Studies demonstrate that mental training (also known as mental imagery or mental practice or mental rehearsal or visualization) result in significant sports improvements: it speeds up learning new skills (mental and physical), make practice effective, shorten noticeably time required to master a physical skill and measurably improve performance for athletes and not only. It is suggested that combination of physical and mental practice is the optimal training program. Moreover, when mental practice is combined with Time Distortion Technique it makes learning and practice very efficient. Depending on motor skills learning and mastering skills could be speed up to several times.
It is not surprising that John Yandell in his book Visual Tennis mentions that “various surveys of Olympic and other elite athletes, coaches, and sport psychologists have found that 85 to 95 percent incorporate some form of imagery into their overall training routine.”
What to Expect
After an initial short phone or e-mail consultation we schedule an in-person (or via Skype) assessment session. But before the assessment session I send you a simple intake form to fill out and send me back by e-mail or post mail. Or, if you prefer, we fill it out together during the assessment session. However, when I have it before the assessment session it saves us a lot of time.
The assessment session is free of charge. During that session we have a chance to get to know each other. Then I gather information about the issue and your conscious and unconscious reactions to it. Finally, I use couple of techniques to find out if I can help you or not. The assessment also highlights how many sessions you would need. Most of the times, we need only two-three sessions to get results for an issue. If I can help you, I describe how the process goes, how many sessions it might take and what is your investment. Then you receive answers on all your questions and make your decision.
We start with understanding what you want. If there are negative emotions involved (for example performance anxiety, frustration, motivation, confidence, stress and so on) we carefully work with feelings/emotions to understand and preserve all positive functions they might have. If they are too intense we bring them down to a manageable level then I explain, teach and then guide you through simple, easy to do and fast working techniques to control them and even eliminate. You will be equipped with techniques to deal with similar challenges if they occur in the future all by yourself.

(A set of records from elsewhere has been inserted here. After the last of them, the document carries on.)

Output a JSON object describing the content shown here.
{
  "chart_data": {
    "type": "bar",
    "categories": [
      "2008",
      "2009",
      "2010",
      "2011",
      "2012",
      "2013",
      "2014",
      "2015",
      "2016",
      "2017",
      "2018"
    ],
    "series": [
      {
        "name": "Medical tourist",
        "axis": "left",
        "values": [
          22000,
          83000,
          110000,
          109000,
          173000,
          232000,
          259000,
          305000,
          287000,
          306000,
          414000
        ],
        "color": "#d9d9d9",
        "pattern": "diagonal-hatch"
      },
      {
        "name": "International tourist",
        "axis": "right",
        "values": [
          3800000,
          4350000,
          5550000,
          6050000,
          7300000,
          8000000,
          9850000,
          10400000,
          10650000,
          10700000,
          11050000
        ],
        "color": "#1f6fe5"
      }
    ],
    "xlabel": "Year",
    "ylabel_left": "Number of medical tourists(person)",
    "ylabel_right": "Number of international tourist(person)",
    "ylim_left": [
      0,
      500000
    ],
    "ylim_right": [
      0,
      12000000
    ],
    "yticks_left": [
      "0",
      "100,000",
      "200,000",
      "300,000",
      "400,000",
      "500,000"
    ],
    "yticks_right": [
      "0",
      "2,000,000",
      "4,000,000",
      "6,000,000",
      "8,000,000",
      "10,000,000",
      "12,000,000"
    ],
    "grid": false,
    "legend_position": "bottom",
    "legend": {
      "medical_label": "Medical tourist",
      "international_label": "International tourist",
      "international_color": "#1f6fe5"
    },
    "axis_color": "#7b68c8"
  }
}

If motivation is an issue then there are a special set of techniques to learn and practice to motivate yourself in a way that in balance to preserve you emotional and physical health.
Effective communication with yourself, team mates, coaches, parents and anybody else involved in your sport activity is another area that you can benefit tremendously. You learn to understand yourself and your body’s reactions, manage emotions, understand other people and influence them.
You learn how to take criticism in a way that you benefit from the positive side of that and stay neutral to what you do not agree with. Moreover, you can make your new resourceful reaction to criticism your automatic behavior.
The special set of techniques is designed to educate you how to recognize when stress is useful, when it is a bad habit and when it is just a body reaction. You also learn how to manage it either by manipulating its intensity, or breaking when it is a bad habit and elimination by relaxation techniques of self-hypnosis.
After resolving emotional or other issues that prevent flawless practice and performance I guide you through and you learn new fast learning and effective and efficient practicing set of techniques. These technique aims to make learning new skills and practice faster by strengthening muscle memory of skills to make them automatic and help the whole performance sink into unconscious to become again mostly automatic. You learn special set of visualization techniques. I compound mental training with time distortion techniques to make learning and mastering skills many times faster. I guide you through that special set of techniques designed to help your body/mind learn, practice and perform much better than you used to do before. Then you receive that set of techniques in a written way for you to practice for a while to make new learning, practicing and performing skills your automatic behavior.
After the sessions you are equipped with techniques and strategies to go through your emotional, sport and relating to others challenges and events in a way you want. It takes in average three to four weeks to repeatedly practice techniques and make new specific behavior (for instance being calm and confident during a performance or new learning and practicing skills, get motivated and so on) as an automatic default behavior.